データ・フレイム(data.frame)

 社会調査のデータ分析をRで行う為には,データファイルを作成して統計ソフトに読み込まなければならない。RではSPSSなどに比べてこのデータの読み込みの部分が少し分かりにくいかも知れない。
 まず最初のデータ・ファイルは,固定長区切りのテキストファイル(.txt)でも良いが,恐らく一番楽なのは,コンマ区切りファイル(.csv; comma separated values)であろう。先頭行に変数名が保存されており,二行目以降に各ケースの変数値がカンマで区切られて記録されていると最も楽である。拡張子は csv であるが,通常のPCではMS-Excelなどに関連付けられており,普通に開こうとするとそれらのアプリで開かれる事が多い。

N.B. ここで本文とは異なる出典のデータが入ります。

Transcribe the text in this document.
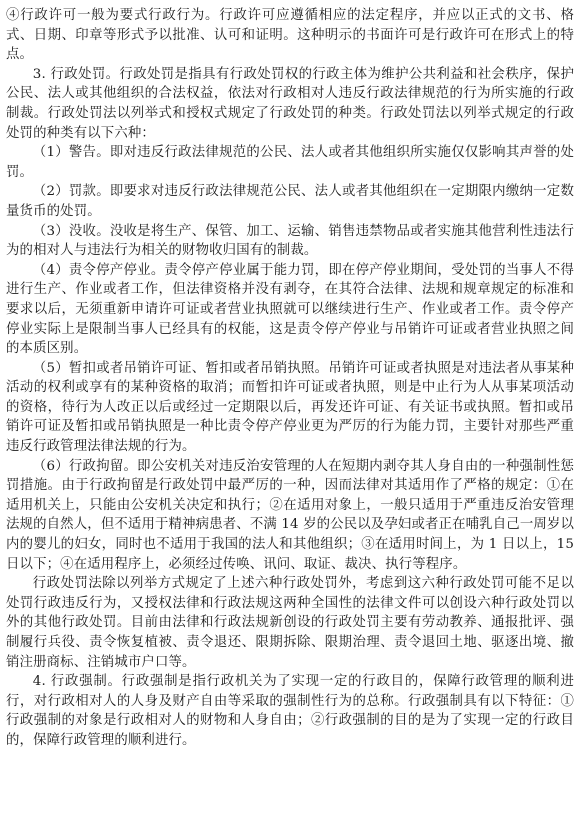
④行政许可一般为要式行政行为。行政许可应遵循相应的法定程序，并应以正式的文书、格式、日期、印章等形式予以批准、认可和证明。这种明示的书面许可是行政许可在形式上的特点。

3. 行政处罚。行政处罚是指具有行政处罚权的行政主体为维护公共利益和社会秩序，保护公民、法人或其他组织的合法权益，依法对行政相对人违反行政法律规范的行为所实施的行政制裁。行政处罚法以列举式和授权式规定了行政处罚的种类。行政处罚法以列举式规定的行政处罚的种类有以下六种：

（1）警告。即对违反行政法律规范的公民、法人或者其他组织所实施仅仅影响其声誉的处罚。

（2）罚款。即要求对违反行政法律规范公民、法人或者其他组织在一定期限内缴纳一定数量货币的处罚。

（3）没收。没收是将生产、保管、加工、运输、销售违禁物品或者实施其他营利性违法行为的相对人与违法行为相关的财物收归国有的制裁。

（4）责令停产停业。责令停产停业属于能力罚，即在停产停业期间，受处罚的当事人不得进行生产、作业或者工作，但法律资格并没有剥夺，在其符合法律、法规和规章规定的标准和要求以后，无须重新申请许可证或者营业执照就可以继续进行生产、作业或者工作。责令停产停业实际上是限制当事人已经具有的权能，这是责令停产停业与吊销许可证或者营业执照之间的本质区别。

（5）暂扣或者吊销许可证、暂扣或者吊销执照。吊销许可证或者执照是对违法者从事某种活动的权利或享有的某种资格的取消；而暂扣许可证或者执照，则是中止行为人从事某项活动的资格，待行为人改正以后或经过一定期限以后，再发还许可证、有关证书或执照。暂扣或吊销许可证及暂扣或吊销执照是一种比责令停产停业更为严厉的行为能力罚，主要针对那些严重违反行政管理法律法规的行为。

（6）行政拘留。即公安机关对违反治安管理的人在短期内剥夺其人身自由的一种强制性惩罚措施。由于行政拘留是行政处罚中最严厉的一种，因而法律对其适用作了严格的规定：①在适用机关上，只能由公安机关决定和执行；②在适用对象上，一般只适用于严重违反治安管理法规的自然人，但不适用于精神病患者、不满 14 岁的公民以及孕妇或者正在哺乳自己一周岁以内的婴儿的妇女，同时也不适用于我国的法人和其他组织；③在适用时间上，为 1 日以上，15 日以下；④在适用程序上，必须经过传唤、讯问、取证、裁决、执行等程序。

行政处罚法除以列举方式规定了上述六种行政处罚外，考虑到这六种行政处罚可能不足以处罚行政违反行为，又授权法律和行政法规这两种全国性的法律文件可以创设六种行政处罚以外的其他行政处罚。目前由法律和行政法规新创设的行政处罚主要有劳动教养、通报批评、强制履行兵役、责令恢复植被、责令退还、限期拆除、限期治理、责令退回土地、驱逐出境、撤销注册商标、注销城市户口等。

4. 行政强制。行政强制是指行政机关为了实现一定的行政目的，保障行政管理的顺利进行，对行政相对人的人身及财产自由等采取的强制性行为的总称。行政强制具有以下特征：①行政强制的对象是行政相对人的财物和人身自由；②行政强制的目的是为了实现一定的行政目的，保障行政管理的顺利进行。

しかし中身はただのテキストファイルである。RはSPSS形式のデータファイルやSTATA形式のデータファイルからの読み込みもひと手間かければ可能であるが,SPSSデータもSTATAデータもcsv形式に簡単に変換できるので(但しラベルなどは削除される),csv形式で用意するのが最も楽であろう。
 以下は,テキストエディタで演習用データの practice.csv ファイルの内容を表示させたものの一部である。

(データ・ファイル)

 このファイルを,read.csv( ) と云う関数を使用して,R内部にデータを取り込む事が出来る。R内部に取り込まれたデータを「データ・フレイム」と呼ぶ。データ・フレイムは,特に保存しない限りはRを終了すると消えるが,Rを起動して,必要な時にread.csv( ) で読み込めば,改めてデータ・フレイムを保存する必要は特に無い。
csvファイルは,Rの作業ディレクトリにコピーするのが楽である。作業ディレクトリは,コンソール画面で getwd() とすると表示される。作業ディレクトリを別の場所に変更したい場合は,setwd( ) 関数を使用する。
 read.csv( ) で読み込んだ結果は,何か適当な名前(例えば data01 や,より簡単に d01 など)を付けて格納する。
data01 <- read.csv("practice.csv", header=T)
 data01とだけ命令すると読み込んだデータ・フレイムを全てコンソール画面に表示するが,しばしば膨大な量になるので,head(data01) とすれば,最初の6行(6レコード)だけ表示する。最初の10行を表示したければ head(data01, 10) とすれば良い。tail(data01)だと最後の6レコードを表示する。
  (データ・フレイム)

 データ・フレイム data01 に何と云う名前の変数が格納されているかを一覧するには,names(data01) とすれば良い。
データ・フレイム中の特定の変数,例えば income と云う名前の変数を指定するには,data01$income の様に,データ・フレイム名とその中での変数名を$で繋いで表現する。
 度数分布表(や分割表)を作成する関数 table( ) を使用して data01 の中の変数 edu の度数分布,そして sex と edu の分割表(クロス表)を作成した例が以下である。
  データ・フレイム

 変数を指定するのにいちいちデータ・フレイム名とセットで指定しなければならないのは非常に面倒に感じられる。これを省略する方法もあるが(attach( ) 関数を使うなど),逆に最初のうちは面倒でも常に明示的に指定していた方が,混乱が少なくなるかも知れない。
 いちいちデータ・フレイム名を指定する必要があると云う事は,逆に言えば,複数の異なるデータ・ファイルから異なるデータ・フレイム data01,data02 を読み込んで,data01$sex や data02$sex を自由に・同時に参照する事が出来ると云う事である。
 いちいちデータ・フレイム名を書くのを省略する方法としては,with( ) 関数を利用する事もお薦めである。